When tempted to use badly, be sure you are describing an action and not a state of being.

The Trick

Before using badly, ask yourself if you would use goodly.  The person who thinks nothing of saying (incorrectly) “I feel badly about my mistake” would never say “I feel goodly about my interview this morning.”

TEST YOURSELF:

Which word—bad or badly—belongs in each blank below?
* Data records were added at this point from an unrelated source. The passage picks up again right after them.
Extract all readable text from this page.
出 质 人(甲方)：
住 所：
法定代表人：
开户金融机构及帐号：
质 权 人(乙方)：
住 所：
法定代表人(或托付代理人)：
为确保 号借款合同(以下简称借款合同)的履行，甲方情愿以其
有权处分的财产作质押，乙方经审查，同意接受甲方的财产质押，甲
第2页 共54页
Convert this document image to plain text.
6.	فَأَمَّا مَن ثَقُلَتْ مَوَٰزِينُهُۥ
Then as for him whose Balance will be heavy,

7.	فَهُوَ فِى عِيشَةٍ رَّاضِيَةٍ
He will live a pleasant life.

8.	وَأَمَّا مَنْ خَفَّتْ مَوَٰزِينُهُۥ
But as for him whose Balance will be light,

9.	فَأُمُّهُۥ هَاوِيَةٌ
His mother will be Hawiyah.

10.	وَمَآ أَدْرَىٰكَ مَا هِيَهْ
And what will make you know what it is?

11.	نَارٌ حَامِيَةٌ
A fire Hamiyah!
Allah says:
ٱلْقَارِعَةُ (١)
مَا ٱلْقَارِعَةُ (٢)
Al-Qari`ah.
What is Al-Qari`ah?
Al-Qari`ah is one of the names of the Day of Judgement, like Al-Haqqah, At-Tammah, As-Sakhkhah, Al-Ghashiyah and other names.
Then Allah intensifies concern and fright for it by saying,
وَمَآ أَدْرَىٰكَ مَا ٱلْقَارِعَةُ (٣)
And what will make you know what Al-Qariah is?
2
  1. I felt ____ about eating the last slice of fruitcake.
  2. My two-year-old daughter ate her fruitcake _____, crumbling it onto the floor, mashing it in her hair, and squeezing it between her fingers before putting tiny morsels in her mouth.
  3. That fruitcake didn’t taste as ____ as I thought it would.
  4. Right after he ate the fruitcake, he looked ____ and ran out of the room quickly.
  5. She made him feel ____ when she told him how ____ he cooks.
ANSWERS
  1. I felt BAD about eating the last slice of fruitcake. [Here feel is a linking verb, not an action verb.]
  2. My two-year-old daughter ate her fruitcake BADLY, crumbling it onto the floor, mashing it in her hair, and squeezing it between her fingers before putting tiny morsels in her mouth. [Here ate IS an action verb.]
  3. That fruitcake didn’t taste as BAD as I thought it would. [The fruitcake did not perform the action of tasting.]
  4. Right after he ate the fruitcake, he looked BAD and ran out of the room quickly. [Here looked describes a state of being, not the action of gazing upon something.]
  5. She made him feel BAD when she told him how BADLY he cooks. [Feeling in this context is not an action, but cooks is.]